The airline’s restructuring has meanwhile involved a move from the Star Alliance to SkyTeam code-sharing network.

READ ALSO: EXPLAINED: How SAS’s decision to switch airline alliance will affect travellers

“SAS has done a truly impressive job in navigating through the restructuring proceedings, and in building a competitive business positioned for growth,” Schultz said in the statement. 

“Together with SAS’ new investors, board and management, as well as with our partners in the SkyTeam alliance, we will continue to collaborate with partners and customers to drive transformative changes in aviation,” he said.

The end of the bankruptcy protection procedure had been expected. SAS previously announced it would see the process through by the end of this summer, and the company was delisted from the stock exchange on August 13th.

The airline’s corporate restructuring has been approved by the United States and the EU as well as the Swedish legal system.
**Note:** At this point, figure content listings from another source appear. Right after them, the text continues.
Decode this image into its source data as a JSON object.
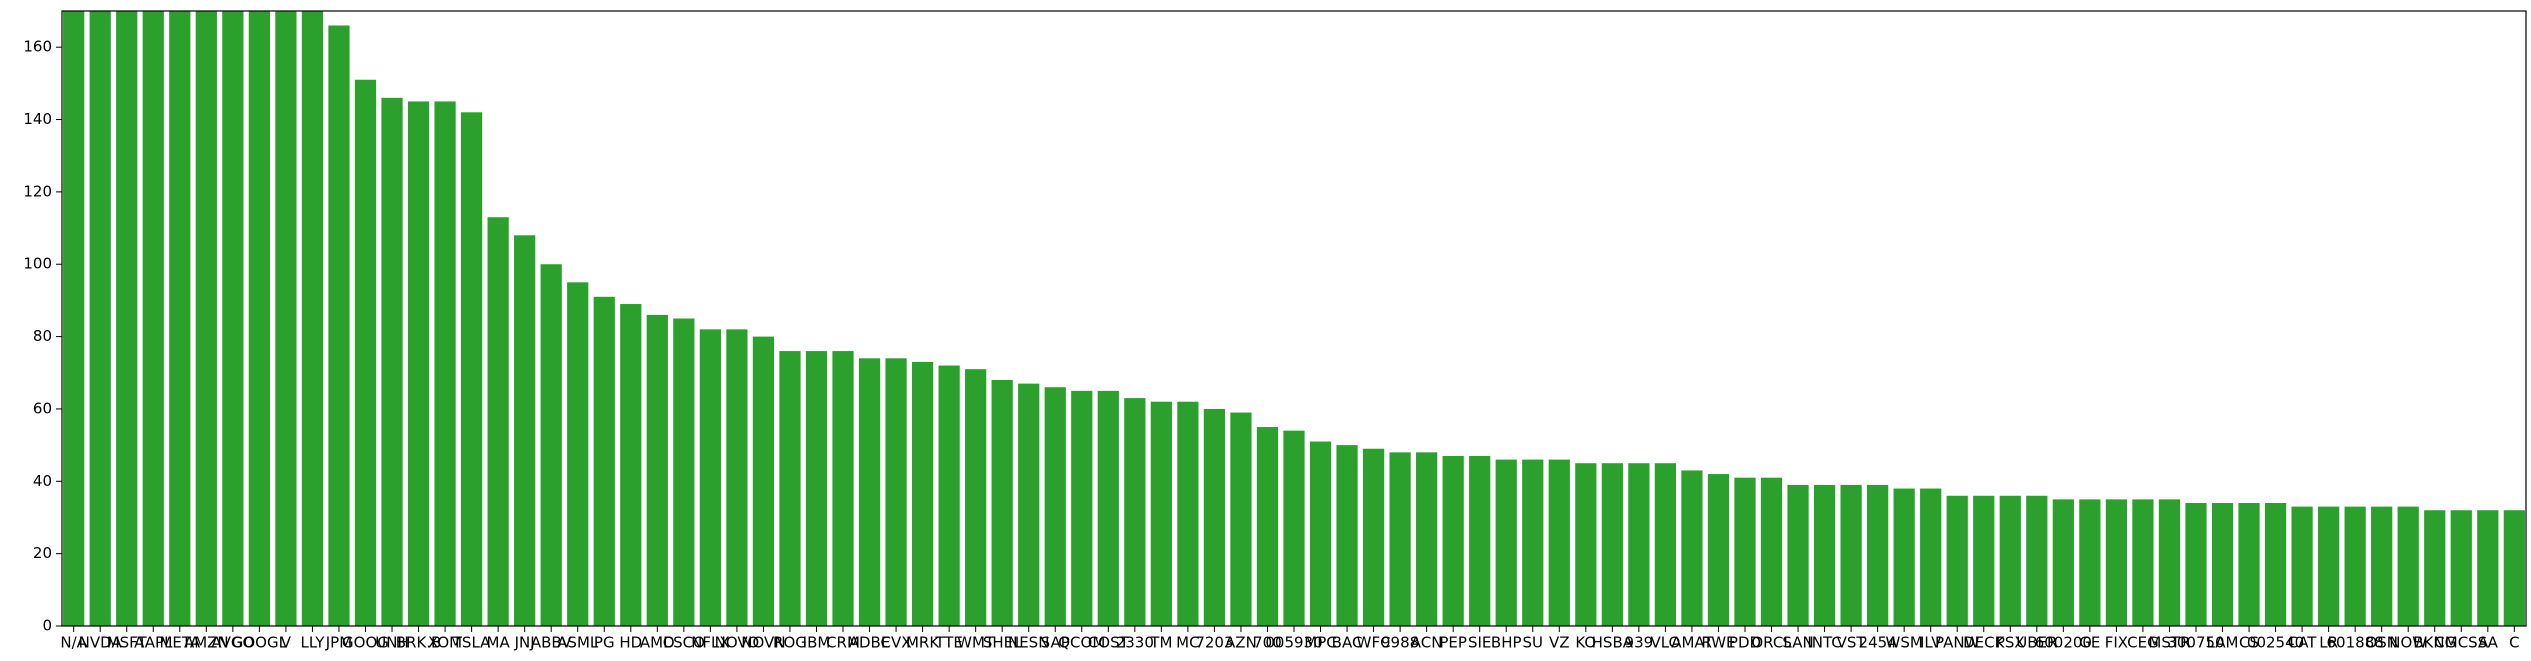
{
  "chart_data": {
    "type": "bar",
    "color": "#2ca02c",
    "categories": [
      "N/A",
      "NVDA",
      "MSFT",
      "AAPL",
      "META",
      "AMZN",
      "AVGO",
      "GOOGL",
      "V",
      "LLY",
      "JPM",
      "GOOG",
      "UNH",
      "BRK.B",
      "XOM",
      "TSLA",
      "MA",
      "JNJ",
      "ABBV",
      "ASML",
      "PG",
      "HD",
      "AMD",
      "CSCO",
      "NFLX",
      "NOVO",
      "NOVN",
      "ROG",
      "IBM",
      "CRM",
      "ADBE",
      "CVX",
      "MRK",
      "TTE",
      "WMT",
      "SHEL",
      "NESN",
      "SAP",
      "QCOM",
      "COST",
      "2330",
      "TM",
      "MC",
      "7203",
      "AZN",
      "700",
      "005930",
      "MPC",
      "BAC",
      "WFC",
      "9988",
      "ACN",
      "PEP",
      "SIE",
      "BHP",
      "SU",
      "VZ",
      "KO",
      "HSBA",
      "939",
      "VLO",
      "AMAT",
      "RWE",
      "PDD",
      "ORCL",
      "SAN",
      "INTC",
      "VST",
      "2454",
      "WSM",
      "ILV",
      "PANW",
      "DECK",
      "PSX",
      "UBER",
      "600200",
      "GE",
      "FIX",
      "CEG",
      "MSTR",
      "300750",
      "LAM",
      "CS",
      "002540",
      "CAT",
      "LR",
      "601888",
      "OSN",
      "NOW",
      "BKNG",
      "CMCSA",
      "SA",
      "C"
    ],
    "values": [
      180,
      180,
      180,
      180,
      180,
      180,
      180,
      180,
      180,
      180,
      166,
      151,
      146,
      145,
      145,
      142,
      113,
      108,
      100,
      95,
      91,
      89,
      86,
      85,
      82,
      82,
      80,
      76,
      76,
      76,
      74,
      74,
      73,
      72,
      71,
      68,
      67,
      66,
      65,
      65,
      63,
      62,
      62,
      60,
      59,
      55,
      54,
      51,
      50,
      49,
      48,
      48,
      47,
      47,
      46,
      46,
      46,
      45,
      45,
      45,
      45,
      43,
      42,
      41,
      41,
      39,
      39,
      39,
      39,
      38,
      38,
      36,
      36,
      36,
      36,
      35,
      35,
      35,
      35,
      35,
      34,
      34,
      34,
      34,
      33,
      33,
      33,
      33,
      33,
      32,
      32,
      32,
      32
    ],
    "ylim": [
      0,
      170
    ],
    "yticks": [
      0,
      20,
      40,
      60,
      80,
      100,
      120,
      140,
      160
    ]
  }
}
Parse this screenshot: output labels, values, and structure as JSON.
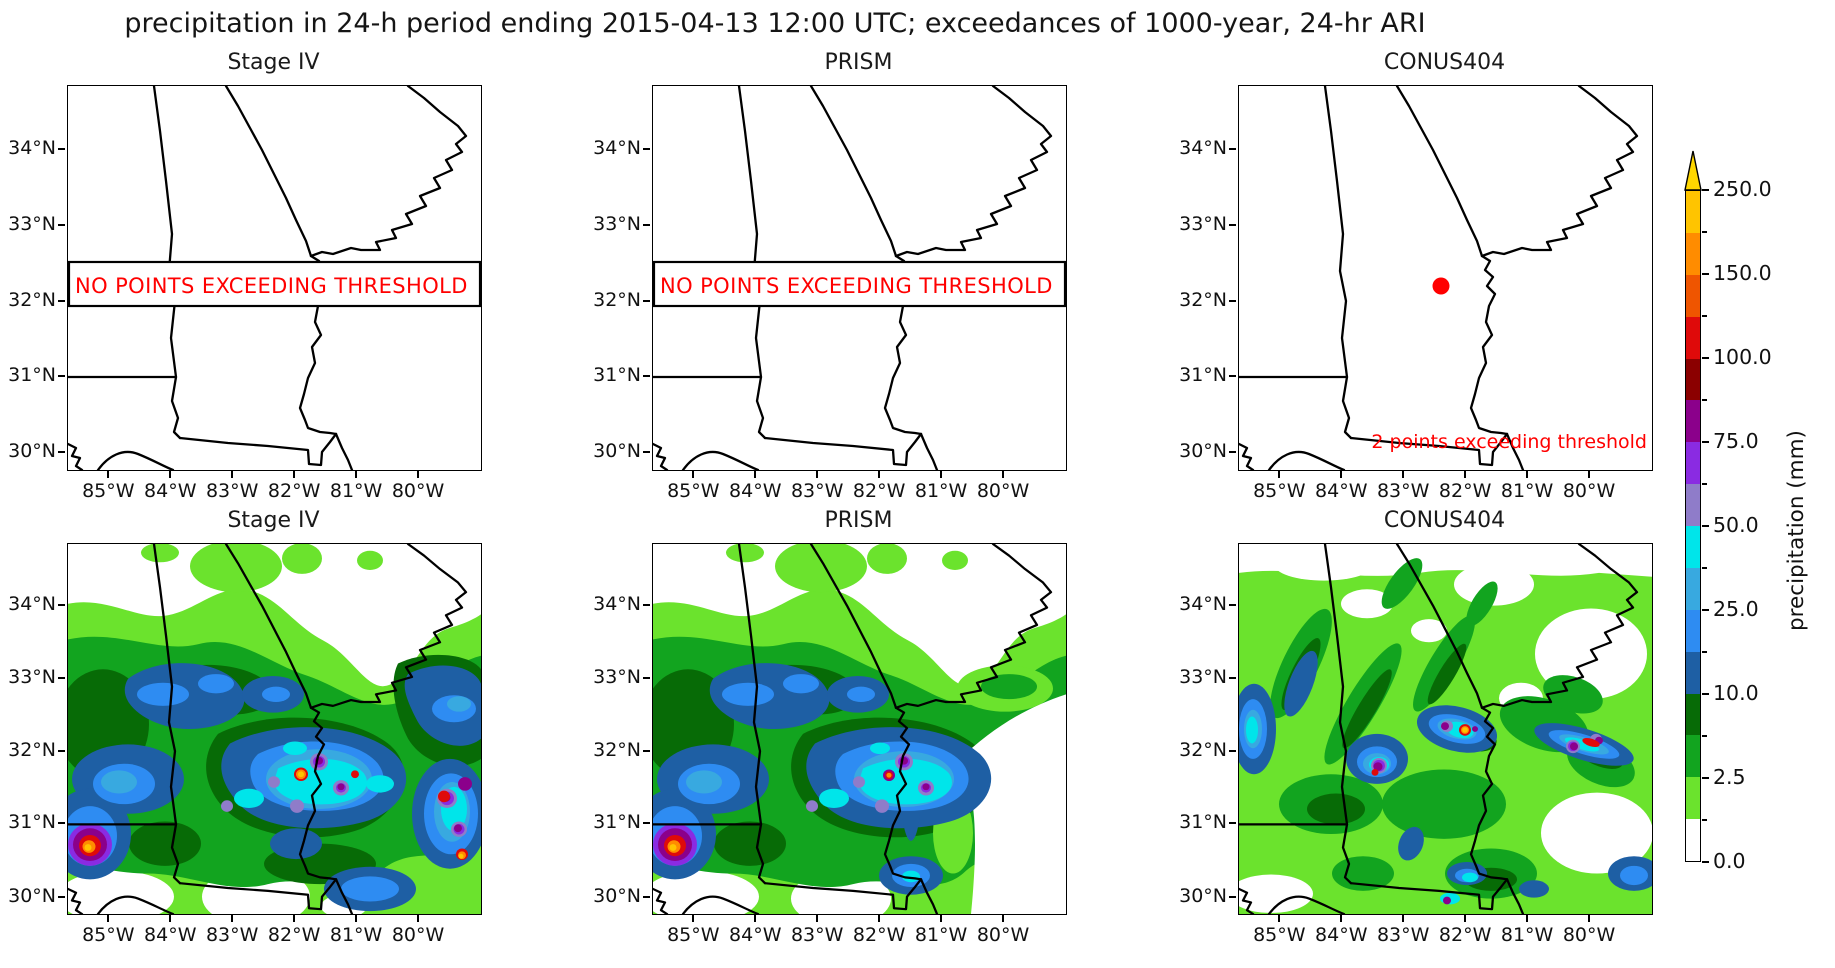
{
  "title": "precipitation in 24-h period ending 2015-04-13 12:00 UTC; exceedances of 1000-year, 24-hr ARI",
  "panels": [
    {
      "title": "Stage IV",
      "row": 1,
      "annotation": "NO POINTS EXCEEDING THRESHOLD"
    },
    {
      "title": "PRISM",
      "row": 1,
      "annotation": "NO POINTS EXCEEDING THRESHOLD"
    },
    {
      "title": "CONUS404",
      "row": 1,
      "annotation": "2 points exceeding threshold",
      "marker": "red-dot"
    },
    {
      "title": "Stage IV",
      "row": 2
    },
    {
      "title": "PRISM",
      "row": 2
    },
    {
      "title": "CONUS404",
      "row": 2
    }
  ],
  "axes": {
    "x_ticks": [
      "85°W",
      "84°W",
      "83°W",
      "82°W",
      "81°W",
      "80°W"
    ],
    "y_ticks": [
      "34°N",
      "33°N",
      "32°N",
      "31°N",
      "30°N"
    ]
  },
  "colorbar": {
    "label": "precipitation (mm)",
    "tick_labels_top_to_bottom": [
      "250.0",
      "150.0",
      "100.0",
      "75.0",
      "50.0",
      "25.0",
      "10.0",
      "2.5",
      "0.0"
    ],
    "colors_bottom_to_top": [
      "#FFFFFF",
      "#6BE32D",
      "#12A41F",
      "#076B06",
      "#1E5FA4",
      "#2E8CF2",
      "#38A9E0",
      "#00E5EA",
      "#8F7CC9",
      "#8A2BE2",
      "#8B008B",
      "#8B0000",
      "#DF0A0A",
      "#EF5500",
      "#FF8C00",
      "#FFC400"
    ],
    "arrow_color": "#FFD700"
  },
  "annotation_color": "#FF0000",
  "chart_data": {
    "type": "map-contour-grid",
    "grid": "2 rows x 3 columns of maps over Georgia / southeastern US",
    "columns": [
      "Stage IV",
      "PRISM",
      "CONUS404"
    ],
    "row_1_content": "points exceeding 1000-year 24-hr ARI threshold",
    "row_2_content": "24-h accumulated precipitation filled contours (mm)",
    "x_axis": {
      "ticks": [
        "85°W",
        "84°W",
        "83°W",
        "82°W",
        "81°W",
        "80°W"
      ]
    },
    "y_axis": {
      "ticks": [
        "34°N",
        "33°N",
        "32°N",
        "31°N",
        "30°N"
      ]
    },
    "colorbar": {
      "label": "precipitation (mm)",
      "levels": [
        0.0,
        2.5,
        10.0,
        25.0,
        50.0,
        75.0,
        100.0,
        150.0,
        250.0
      ],
      "extend": "max-arrow"
    },
    "exceedance_results": {
      "Stage IV": "NO POINTS EXCEEDING THRESHOLD",
      "PRISM": "NO POINTS EXCEEDING THRESHOLD",
      "CONUS404": {
        "points_exceeding": 2,
        "marker_location_approx": "82.3°W, 32.2°N"
      }
    },
    "precip_maxima_notes": "row 2: heaviest cores (>150-250 mm) near 85.3°W/30.9°N and 82°W/31.8°N in Stage IV and PRISM; CONUS404 core near 82.2°W/32.2°N"
  }
}
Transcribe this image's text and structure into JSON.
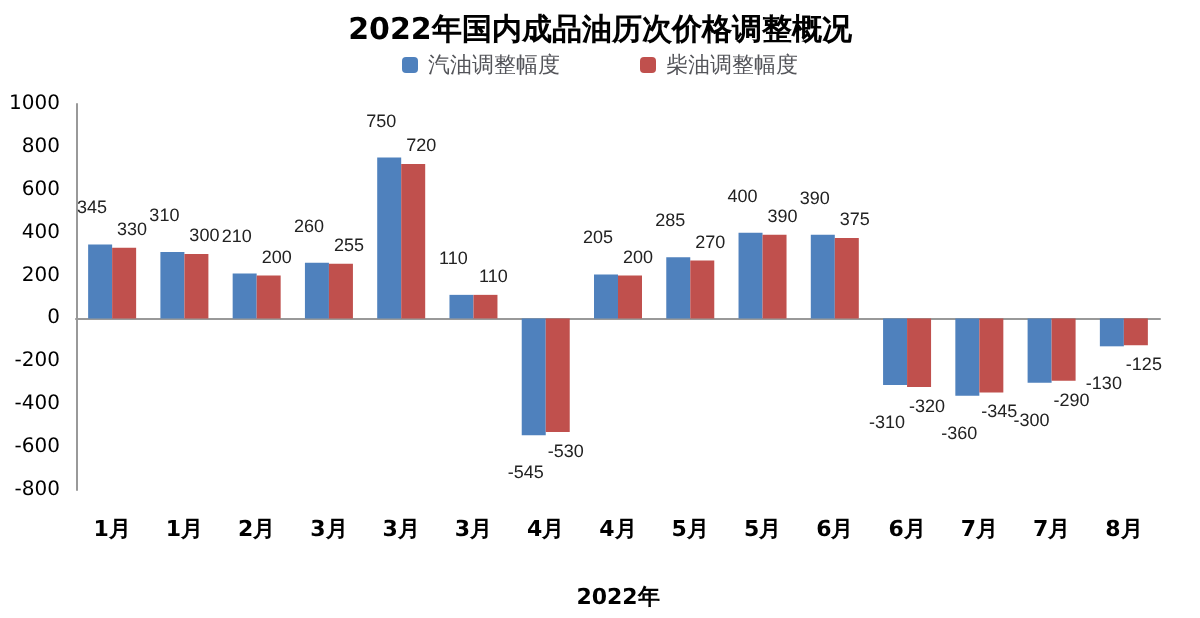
{
  "chart_data": {
    "type": "bar",
    "title": "2022年国内成品油历次价格调整概况",
    "xlabel": "2022年",
    "categories": [
      "1月",
      "1月",
      "2月",
      "3月",
      "3月",
      "3月",
      "4月",
      "4月",
      "5月",
      "5月",
      "6月",
      "6月",
      "7月",
      "7月",
      "8月"
    ],
    "series": [
      {
        "name": "汽油调整幅度",
        "color": "#4f81bd",
        "values": [
          345,
          310,
          210,
          260,
          750,
          110,
          -545,
          205,
          285,
          400,
          390,
          -310,
          -360,
          -300,
          -130
        ]
      },
      {
        "name": "柴油调整幅度",
        "color": "#c0504d",
        "values": [
          330,
          300,
          200,
          255,
          720,
          110,
          -530,
          200,
          270,
          390,
          375,
          -320,
          -345,
          -290,
          -125
        ]
      }
    ],
    "ylim": [
      -800,
      1000
    ],
    "yticks": [
      -800,
      -600,
      -400,
      -200,
      0,
      200,
      400,
      600,
      800,
      1000
    ],
    "data_labels": true,
    "legend": "top"
  }
}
Some 1.2 billion dollars have been injected into the company by its new owners.

SAS can now begin to focus its efforts elsewhere, aviation analyst Jacob Pedersen of Danish bank Sydbank said in a comment to the Ritzau newswire.

“After a big rescue operation, SAS is now in a significantly better financial position,” he said.

“The company has far less debt, far lower costs, and more money in its coffers from the new ownership group,” he said.

Schultz’ first and most important task will be to plan the airline’s future growth, Pedersen added.

“SAS has almost permanently shrunk during the last 20 years, but we are likely to now see a SAS with more of an appetite for growth,” he said.